Sunday, December 1, 2013
When employees behave badly
I work with a business whose employees are offsite on a regular basis conducting training. The employees are regularly told (verbally) that they should not drink with clients, have sex with clients, or behave in any other inappropriate way. In a nut shell, respect who you work for, respect yourselves, and respect the people you are serving.
Recently, this verbal policy was violated and the consequences were dire – the employee was given her marching orders.
The aftermath of this recent work trip has been to implement a more formal process in making employees more accountable for their actions. A verbal checklist of ‘what not to do’ has now morphed into a Code of Conduct or Standards of behaviour that employees must sign before going away on a work trip.

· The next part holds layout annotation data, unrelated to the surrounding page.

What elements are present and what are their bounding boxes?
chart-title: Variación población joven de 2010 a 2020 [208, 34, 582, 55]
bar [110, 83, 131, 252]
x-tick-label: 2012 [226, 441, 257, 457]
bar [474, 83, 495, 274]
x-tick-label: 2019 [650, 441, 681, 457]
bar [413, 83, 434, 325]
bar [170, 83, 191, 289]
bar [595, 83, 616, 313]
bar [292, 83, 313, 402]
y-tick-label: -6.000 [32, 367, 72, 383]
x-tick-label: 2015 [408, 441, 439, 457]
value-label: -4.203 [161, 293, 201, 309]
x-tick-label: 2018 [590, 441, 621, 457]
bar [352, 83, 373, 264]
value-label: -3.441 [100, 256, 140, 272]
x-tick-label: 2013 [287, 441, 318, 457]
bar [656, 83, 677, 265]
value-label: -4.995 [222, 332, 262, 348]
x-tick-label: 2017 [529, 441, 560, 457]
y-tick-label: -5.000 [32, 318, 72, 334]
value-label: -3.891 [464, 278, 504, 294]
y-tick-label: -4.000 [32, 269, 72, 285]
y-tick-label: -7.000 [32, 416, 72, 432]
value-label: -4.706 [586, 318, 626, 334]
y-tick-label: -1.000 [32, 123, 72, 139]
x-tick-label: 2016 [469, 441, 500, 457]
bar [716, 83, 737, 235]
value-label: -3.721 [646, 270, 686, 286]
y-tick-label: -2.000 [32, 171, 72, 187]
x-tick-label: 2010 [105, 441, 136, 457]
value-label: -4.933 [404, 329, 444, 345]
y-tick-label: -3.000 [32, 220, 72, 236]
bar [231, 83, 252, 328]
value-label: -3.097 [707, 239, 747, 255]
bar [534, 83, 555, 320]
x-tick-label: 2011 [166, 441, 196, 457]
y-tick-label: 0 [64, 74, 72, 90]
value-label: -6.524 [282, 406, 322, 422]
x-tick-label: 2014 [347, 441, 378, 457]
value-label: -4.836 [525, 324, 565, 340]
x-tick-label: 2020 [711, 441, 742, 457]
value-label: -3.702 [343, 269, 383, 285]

It covers general etiquette or behaviours that staff and contractors are expected to demonstrate. Some of these include:
•I will not discuss confidential client issues with, or in the presence of, clients or visitors;
• I will speak at an appropriate voice level;
• I will use language that reflects my professionalism and commitment to good service;
• I will treat co-workers with respect;
It then comments on unacceptable behaviours or standards that must be strictly adhered to by all staff and contractors while working offsite. Some of these include:
• No drinking / no intoxication;
• No sexual relations with clients or other staff members unless in a demonstrated pre-existing ongoing relationship;
• No drug use;
The critical bit comes at the end. It comes back to the critical issues and accountability and penalties if the standards of behaviour are ignored. It ends with the following:
‘My signature below indicates that I understand what is required of me when working for x. I understand that there may be further action such as a written warning or termination of my employment/contract if I do not comply with the above standards of behaviour.’
The employee is expected to sign and date the contract.
With Christmas fast approaching, A Code of Conduct may be appropriate to guard against repeat offenders at the Christmas party. Food for thought!